ХК диагностируется при выявлении типичных кальцификатов в области гиалинового и фиброзного хряща. Чаще всего ХК выявляется в коленных, лучезапястных суставах (фиброзно-хрящевой комплекс), лобковом симфизе, тазобедренных, локтевых, височно-нижнечелюстных, грудино-ключичных суставах. Первые три локализации встречаются более чем у 90% больных ПФА. Кальцификация может развиваться на уровне фиброзного кольца МПД, напоминая синдесмофиты при анкилозирующем спондилите. По некоторым данным, ХК диагностируется до появления первых клинических симптомов со стороны вовлеченных суставов. По другим данным, при верифицированном с помощью электронной микроскопии ПФА ХК обнаруживается у 25–93% больных [3]. Рентгенография является малочувствительным методом и визуализирует кальций только тогда, когда его концентрация в исследуемых областях высока, и депозиты достигают крупных размеров. Для выявления депозитов меньшего размера рационально использовать более чувствительный и специфичный метод – УЗИ суставов. Предложены следующие ультразвуковые критерии верификации депозитов ПФК:
• тонкие гиперэхогенные ленты, параллельные поверхности гиалинового хряща, аналогичные рентгенологическому феномену ХК;
• пунктирные депозиты (пятнистые структуры), состоящие из нескольких мелких гиперэхогенных пятен (наиболее распространены в треугольных фиброзно-хрящевых комплексах и сухожилиях);
• гомогенные гиперэхогенные узловые или округлые депозиты, чаще подвижные (локализованы в бурсах или суставных заворотах) [2].

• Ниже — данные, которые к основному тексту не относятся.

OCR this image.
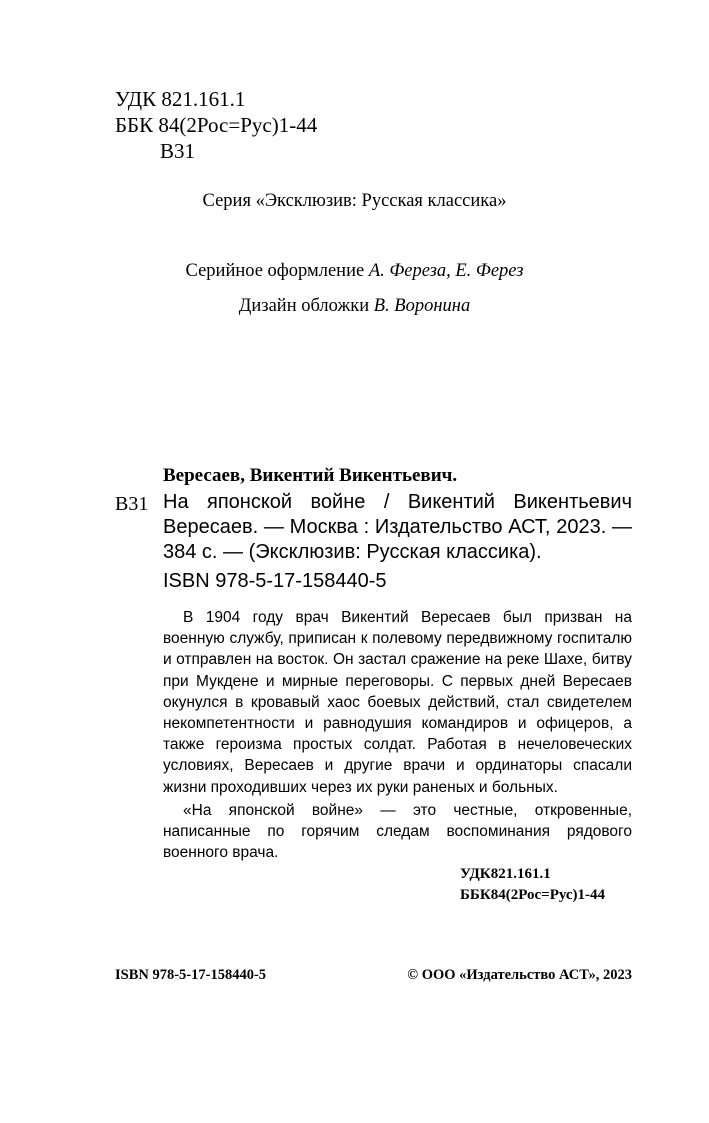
УДК 821.161.1
ББК 84(2Рос=Рус)1-44
В31
Серия «Эксклюзив: Русская классика»
Серийное оформление А. Фереза, Е. Ферез
Дизайн обложки В. Воронина
Вересаев, Викентий Викентьевич.
В31 На японской войне / Викентий Викентьевич Вересаев. — Москва : Издательство АСТ, 2023. — 384 с. — (Эксклюзив: Русская классика).
ISBN 978-5-17-158440-5

В 1904 году врач Викентий Вересаев был призван на военную службу, приписан к полевому передвижному госпиталю и отправлен на восток. Он застал сражение на реке Шахе, битву при Мукдене и мирные переговоры. С первых дней Вересаев окунулся в кровавый хаос боевых действий, стал свидетелем некомпетентности и равнодушия командиров и офицеров, а также героизма простых солдат. Работая в нечеловеческих условиях, Вересаев и другие врачи и ординаторы спасали жизни проходивших через их руки раненых и больных.

«На японской войне» — это честные, откровенные, написанные по горячим следам воспоминания рядового военного врача.

УДК821.161.1
ББК84(2Рос=Рус)1-44
ISBN 978-5-17-158440-5	© ООО «Издательство АСТ», 2023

Лечение и профилактика ПФА подразумевает использование немедикаментозного и медикаментозного подходов [4]. Патогенетическая терапия ПФА до настоящего времени не разработана. Так, в случае ОА с кристаллами ПФК необходим покой, используются холодовые аппликации, аспирация синовиальной жидкости и внутрисуставное введение глюкокортикостероидов, нестероидные противовоспалительные препараты (НПВП) и низкие дозы колхицина (1–2 г/сут). Бессимптомный вариант ПФА (при наличии только рентгенологических признаков) не требует назначения терапии.
Приводим клиническое наблюдение.
Больная К., 61 год. Жалобы на боли в обоих коленных суставах при длительной ходьбе, припухание в области правого коленного сустава.
В возрасте 56 лет впервые появились боли в правом коленном суставе при нагрузке, диагностирован правосторонний гонартроз II стадии по Келлгрену, проводилась симптом-модифицирующая терапия короткого (НПВП) и замедленного действия (хондропротекторы). В течение последующих 2 лет – периодически возникающие артриты правого коленного сустава, лучезапястного, голеностопного суставов, регрессирующие на фоне приема НПВП в течение 3–5 дней, расцениваемые как обострение суставного синдрома при ОА, присоединение болей «механического» характера в левом коленном суставе. За 2 дня до настоящего обращения – артрит правого коленного сустава с выраженным болевым синдромом.
Пациентка страдает сахарным диабетом 2 типа, стенокардией напряжения 2 функционального класса, гиперхолестеринемией, в связи с чем постоянно принимает эналаприл 10 мг, ацетилсалициловую кислоту 75 мг, симвастатин 10 мг, амлодипин 5 мг/сут.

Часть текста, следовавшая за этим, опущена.